Giurisprudenza commentata

Sanzioni disciplinari e Corte EDU: rapporto tra procedimento disciplinare e penale e limiti applicativi del ne bis in idem

Sommario

Massima | Il caso | La questione | Le soluzioni giuridiche | Osservazioni | Guida all'approfondimento |

 

Avuto riguardo ai criteri indicati dalla Corte di Strasburgo, richiamati anche nelle pronunce della Corte Costituzionale, deve escludersi che le sanzioni disciplinari inflitte dal datore di lavoro abbiano natura penale ai fini dell’applicazione dell’art. 4 del Protocollo 7 perché il potere disciplinare non è espressione della pretesa punitiva dell’autorità pubblica e, nei rapporti disciplinati dal D.Lgs. n. 165/2001, ha natura privatistica-contrattuale.

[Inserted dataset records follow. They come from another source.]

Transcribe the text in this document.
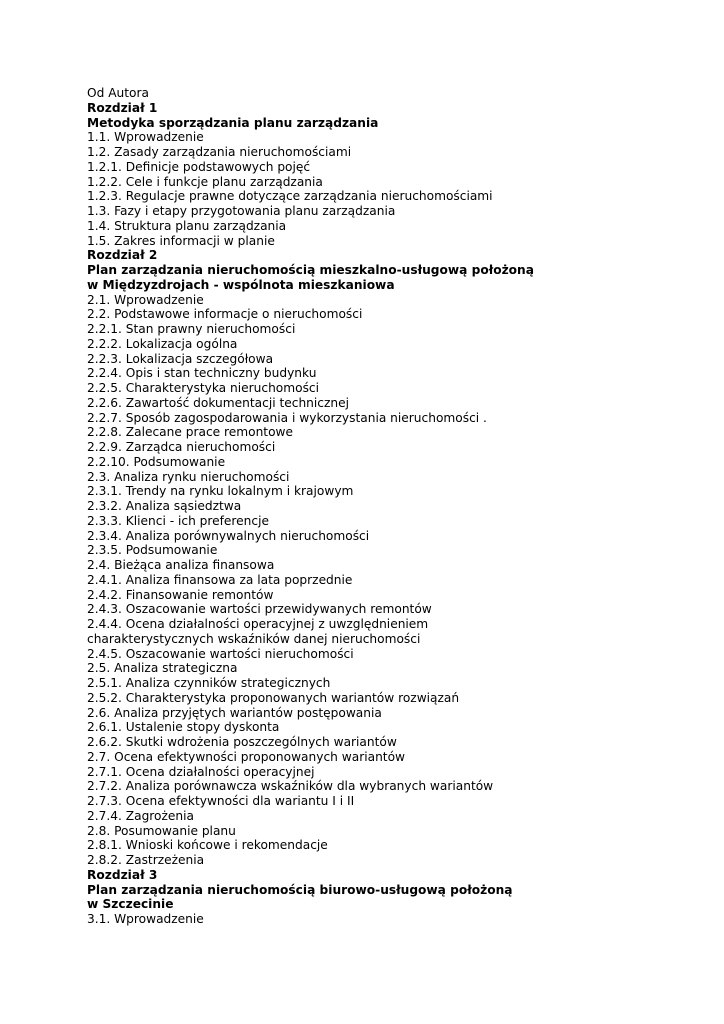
Od Autora
Rozdział 1
Metodyka sporządzania planu zarządzania
1.1. Wprowadzenie
1.2. Zasady zarządzania nieruchomościami
1.2.1. Definicje podstawowych pojęć
1.2.2. Cele i funkcje planu zarządzania
1.2.3. Regulacje prawne dotyczące zarządzania nieruchomościami
1.3. Fazy i etapy przygotowania planu zarządzania
1.4. Struktura planu zarządzania
1.5. Zakres informacji w planie
Rozdział 2
Plan zarządzania nieruchomością mieszkalno-usługową położoną
w Międzyzdrojach - wspólnota mieszkaniowa
2.1. Wprowadzenie
2.2. Podstawowe informacje o nieruchomości
2.2.1. Stan prawny nieruchomości
2.2.2. Lokalizacja ogólna
2.2.3. Lokalizacja szczegółowa
2.2.4. Opis i stan techniczny budynku
2.2.5. Charakterystyka nieruchomości
2.2.6. Zawartość dokumentacji technicznej
2.2.7. Sposób zagospodarowania i wykorzystania nieruchomości .
2.2.8. Zalecane prace remontowe
2.2.9. Zarządca nieruchomości
2.2.10. Podsumowanie
2.3. Analiza rynku nieruchomości
2.3.1. Trendy na rynku lokalnym i krajowym
2.3.2. Analiza sąsiedztwa
2.3.3. Klienci - ich preferencje
2.3.4. Analiza porównywalnych nieruchomości
2.3.5. Podsumowanie
2.4. Bieżąca analiza finansowa
2.4.1. Analiza finansowa za lata poprzednie
2.4.2. Finansowanie remontów
2.4.3. Oszacowanie wartości przewidywanych remontów
2.4.4. Ocena działalności operacyjnej z uwzględnieniem
charakterystycznych wskaźników danej nieruchomości
2.4.5. Oszacowanie wartości nieruchomości
2.5. Analiza strategiczna
2.5.1. Analiza czynników strategicznych
2.5.2. Charakterystyka proponowanych wariantów rozwiązań
2.6. Analiza przyjętych wariantów postępowania
2.6.1. Ustalenie stopy dyskonta
2.6.2. Skutki wdrożenia poszczególnych wariantów
2.7. Ocena efektywności proponowanych wariantów
2.7.1. Ocena działalności operacyjnej
2.7.2. Analiza porównawcza wskaźników dla wybranych wariantów
2.7.3. Ocena efektywności dla wariantu I i II
2.7.4. Zagrożenia
2.8. Posumowanie planu
2.8.1. Wnioski końcowe i rekomendacje
2.8.2. Zastrzeżenia
Rozdział 3
Plan zarządzania nieruchomością biurowo-usługową położoną
w Szczecinie
3.1. Wprowadzenie
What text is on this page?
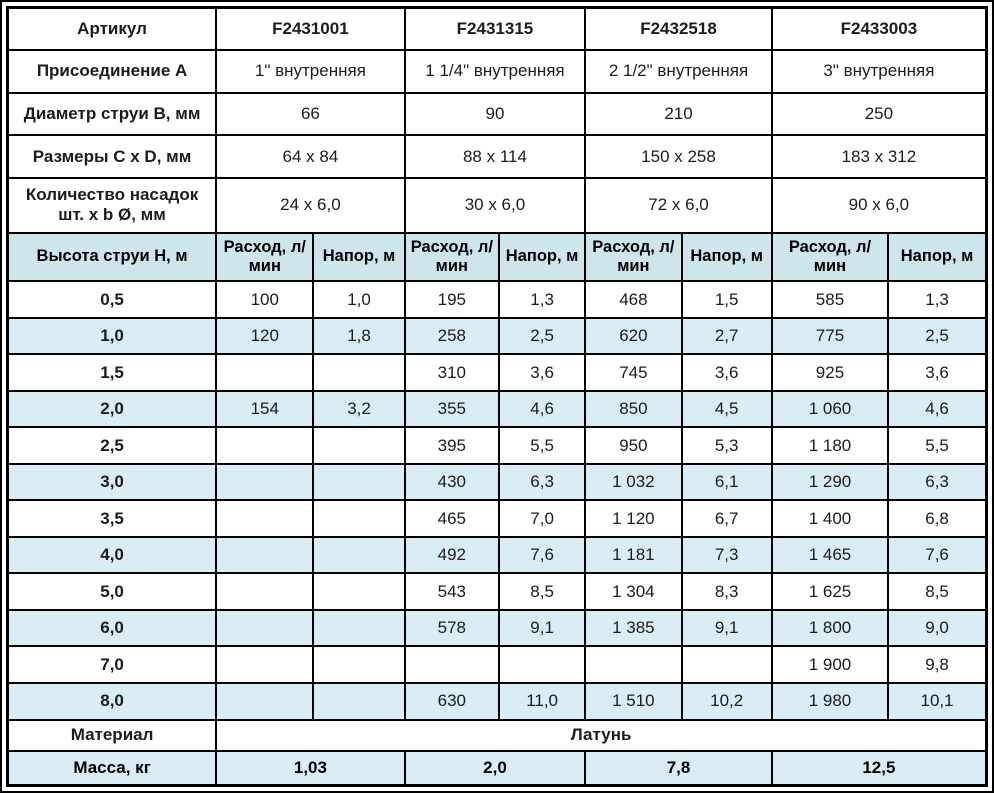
Артикул	F2431001		F2431315		F2432518		F2433003	
Присоединение A	1" внутренняя		1 1/4" внутренняя		2 1/2" внутренняя		3" внутренняя	
Диаметр струи B, мм	66		90		210		250	
Размеры C x D, мм	64 x 84		88 x 114		150 x 258		183 x 312	
Количество насадок шт. x b Ø, мм	24 x 6,0		30 x 6,0		72 x 6,0		90 x 6,0	
Высота струи H, м	Расход, л/мин	Напор, м	Расход, л/мин	Напор, м	Расход, л/мин	Напор, м	Расход, л/мин	Напор, м
0,5	100	1,0	195	1,3	468	1,5	585	1,3
1,0	120	1,8	258	2,5	620	2,7	775	2,5
1,5			310	3,6	745	3,6	925	3,6
2,0	154	3,2	355	4,6	850	4,5	1 060	4,6
2,5			395	5,5	950	5,3	1 180	5,5
3,0			430	6,3	1 032	6,1	1 290	6,3
3,5			465	7,0	1 120	6,7	1 400	6,8
4,0			492	7,6	1 181	7,3	1 465	7,6
5,0			543	8,5	1 304	8,3	1 625	8,5
6,0			578	9,1	1 385	9,1	1 800	9,0
7,0							1 900	9,8
8,0			630	11,0	1 510	10,2	1 980	10,1
Материал	Латунь							
Масса, кг	1,03		2,0		7,8		12,5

La sanzione disciplinare, infatti, è strettamente correlata al potere direttivo del datore di lavoro, inteso come potere di conformazione della prestazione alle esigenze organizzative dell’impresa o dell’ente, potere che comprende in sé quello di reagire alle condotte del lavoratore che integrano inadempimento contrattuale. La previsione della sanzione disciplinare non è posta a presidio di interessi primari della collettività, tutelabili erga omnes, né assolve alla funzione preventiva propria della pena, sicché l’interesse che attraverso la sanzione disciplinare si persegue, anche qualora i fatti commessi integrino illecito penale, è sempre quello del datore di lavoro al corretto adempimento delle obbligazioni che scaturiscono dal rapporto.